1 "SEC. 12. Hearing on return. Adjournments. — When the writ is returned before one judge, at a time when the court is in session, he may forthwith adjourn the case into the court, there to be heard and determined. The court or judge before whom the writ is returned or adjourned must immediately proceed to hear and examine the returned, and such other matters as are properly submitted for consideration, unless for good cause shown the hearing is adjourned, in which event the court or judge shall make such order for the safekeeping of the person imprisoned or restrained as the nature of the case requires. If the person imprisoned or restrained is not produced because of his alleged sickness or infirmity, the court or judge must be satisfied that it is so grave that such person cannot be produced without danger, before proceeding to hear and dispose of the matter. On the hearing the court or judge shall disregard matters of form and technicalities in respect to any warrant or order of commitment of a court or officer authorized to commit by law.

"SEC. 13. When the return evidence, and when only a plea. — If it appears that the prisoner is in custody under a warrant of commitment in pursuance of law, the return shall be considered prima facie evidence of the cause of restraint; but if he is restrained of his liberty by any alleged private authority, the return shall be considered only as a plea of the facts therein set forth, and the party claiming the custody must prove such facts.

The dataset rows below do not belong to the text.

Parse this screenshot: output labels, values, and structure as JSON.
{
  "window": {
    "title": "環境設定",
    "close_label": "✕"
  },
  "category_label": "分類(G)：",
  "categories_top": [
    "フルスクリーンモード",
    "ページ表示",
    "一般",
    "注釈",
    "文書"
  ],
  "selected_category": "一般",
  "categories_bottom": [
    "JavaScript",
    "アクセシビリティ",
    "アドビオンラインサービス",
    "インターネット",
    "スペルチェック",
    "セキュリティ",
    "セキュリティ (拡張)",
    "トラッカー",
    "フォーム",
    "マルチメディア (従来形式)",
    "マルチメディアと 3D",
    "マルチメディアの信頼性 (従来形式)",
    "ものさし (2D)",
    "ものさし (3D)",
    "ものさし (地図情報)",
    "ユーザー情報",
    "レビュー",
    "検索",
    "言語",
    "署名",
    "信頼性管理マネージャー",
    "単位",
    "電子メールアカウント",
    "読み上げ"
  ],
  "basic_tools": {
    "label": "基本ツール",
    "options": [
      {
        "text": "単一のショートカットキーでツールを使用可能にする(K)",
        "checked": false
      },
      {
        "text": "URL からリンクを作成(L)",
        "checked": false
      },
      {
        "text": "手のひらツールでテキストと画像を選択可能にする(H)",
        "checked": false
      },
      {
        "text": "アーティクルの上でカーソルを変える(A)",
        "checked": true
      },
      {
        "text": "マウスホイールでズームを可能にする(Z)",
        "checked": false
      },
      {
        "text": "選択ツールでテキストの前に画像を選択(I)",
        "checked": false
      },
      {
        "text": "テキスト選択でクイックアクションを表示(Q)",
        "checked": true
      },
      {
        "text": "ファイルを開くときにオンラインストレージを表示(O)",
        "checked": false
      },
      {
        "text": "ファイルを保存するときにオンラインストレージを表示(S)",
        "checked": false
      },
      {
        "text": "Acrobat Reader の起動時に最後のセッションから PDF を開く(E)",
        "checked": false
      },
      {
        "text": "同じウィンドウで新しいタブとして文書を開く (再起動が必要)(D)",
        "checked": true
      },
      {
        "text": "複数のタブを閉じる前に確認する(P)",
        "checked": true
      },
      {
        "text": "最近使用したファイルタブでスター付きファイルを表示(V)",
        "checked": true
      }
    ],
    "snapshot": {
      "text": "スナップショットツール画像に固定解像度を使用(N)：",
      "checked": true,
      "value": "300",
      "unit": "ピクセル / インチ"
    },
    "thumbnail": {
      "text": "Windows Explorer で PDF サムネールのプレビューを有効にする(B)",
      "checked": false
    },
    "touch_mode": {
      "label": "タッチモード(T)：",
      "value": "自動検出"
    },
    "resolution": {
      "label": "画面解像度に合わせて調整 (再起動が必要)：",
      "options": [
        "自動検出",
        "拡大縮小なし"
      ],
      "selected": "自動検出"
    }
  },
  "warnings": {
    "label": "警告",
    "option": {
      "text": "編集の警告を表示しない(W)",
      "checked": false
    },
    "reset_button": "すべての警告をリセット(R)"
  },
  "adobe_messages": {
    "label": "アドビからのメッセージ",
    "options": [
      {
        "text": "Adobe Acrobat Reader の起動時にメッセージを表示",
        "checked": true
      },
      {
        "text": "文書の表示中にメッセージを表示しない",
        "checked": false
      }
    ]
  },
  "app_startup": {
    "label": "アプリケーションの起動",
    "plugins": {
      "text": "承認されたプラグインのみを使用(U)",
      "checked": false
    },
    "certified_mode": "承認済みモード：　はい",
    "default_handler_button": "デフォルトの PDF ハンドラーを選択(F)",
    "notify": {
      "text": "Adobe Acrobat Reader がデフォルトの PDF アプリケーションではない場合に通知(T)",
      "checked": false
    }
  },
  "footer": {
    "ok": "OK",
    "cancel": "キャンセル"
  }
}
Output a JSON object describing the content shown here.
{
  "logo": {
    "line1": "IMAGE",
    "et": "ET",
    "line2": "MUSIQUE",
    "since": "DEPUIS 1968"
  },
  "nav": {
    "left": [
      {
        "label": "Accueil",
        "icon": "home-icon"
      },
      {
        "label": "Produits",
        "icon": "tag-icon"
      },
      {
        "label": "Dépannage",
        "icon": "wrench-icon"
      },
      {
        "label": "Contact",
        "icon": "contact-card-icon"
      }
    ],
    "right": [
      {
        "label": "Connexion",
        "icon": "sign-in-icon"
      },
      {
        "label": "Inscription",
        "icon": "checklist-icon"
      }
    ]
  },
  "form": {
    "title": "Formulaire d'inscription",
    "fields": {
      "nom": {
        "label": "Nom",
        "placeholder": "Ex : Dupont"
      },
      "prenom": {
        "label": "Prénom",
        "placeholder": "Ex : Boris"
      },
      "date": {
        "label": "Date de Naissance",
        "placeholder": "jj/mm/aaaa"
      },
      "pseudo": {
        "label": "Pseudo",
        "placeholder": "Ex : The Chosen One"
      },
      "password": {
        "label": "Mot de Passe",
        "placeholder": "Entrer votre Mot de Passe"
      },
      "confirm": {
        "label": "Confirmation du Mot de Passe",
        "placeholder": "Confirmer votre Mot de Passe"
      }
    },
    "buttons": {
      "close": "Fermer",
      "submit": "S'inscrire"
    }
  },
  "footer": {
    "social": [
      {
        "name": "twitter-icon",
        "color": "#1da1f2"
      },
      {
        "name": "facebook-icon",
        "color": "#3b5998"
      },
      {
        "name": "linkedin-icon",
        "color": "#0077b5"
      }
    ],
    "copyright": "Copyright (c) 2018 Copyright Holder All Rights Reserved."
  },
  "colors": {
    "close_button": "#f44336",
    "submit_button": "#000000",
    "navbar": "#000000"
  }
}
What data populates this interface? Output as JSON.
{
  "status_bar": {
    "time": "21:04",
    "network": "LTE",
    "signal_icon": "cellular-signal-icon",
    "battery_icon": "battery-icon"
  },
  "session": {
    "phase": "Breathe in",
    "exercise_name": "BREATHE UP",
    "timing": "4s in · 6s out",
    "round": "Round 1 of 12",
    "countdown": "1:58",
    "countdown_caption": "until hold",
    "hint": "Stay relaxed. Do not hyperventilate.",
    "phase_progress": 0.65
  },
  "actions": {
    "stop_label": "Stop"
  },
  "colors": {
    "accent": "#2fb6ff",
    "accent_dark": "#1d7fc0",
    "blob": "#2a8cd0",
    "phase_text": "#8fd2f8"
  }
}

"SEC. 14. When a person lawfully imprisoned recommitted, and when let to bail. — If it appears that the prisoner was lawfully committed, and is plainly and specifically charged in the warrant of commitment with an offense punishable by death, he shall not be released, discharged, or bailed. If he is lawfully imprisoned or restrained on a charge of having committed an offense not so punishable, he may be recommitted to imprisonment or admitted to bail in the discretion of the court or judge. If he be admitted to bail, he shall forthwith file a bond in such sum as the court or judge deems reasonable, considering the circumstances of the prisoner and the nature of the offense charged, conditioned for his appearance before the court where the offense is properly cognizable to abide its order or judgment; and the court or judge shall certify the proceedings, together with the bond, forthwith to the proper court. If such bond is not so filed, the prisoner shall be recommitted to confinement.

"SEC. 15. When prisoner discharged if no appeal. — When the court or judge has examined into the cause of caption and restraint of the prisoner, and is satisfied that he is unlawfully imprisoned or restrained, he shall forthwith order his discharge from confinement, but such discharge shall not be effective until a copy of the order has been served on the officer or person detaining the prisoner. If the officer or person detaining the prisoner does not desire to appeal, the prisoner shall be forthwith released."

When the writ is issued by a member of the Supreme Court, it may be made returnable before himself, or the Supreme Court, or before any court immediately inferior, or any judge thereof.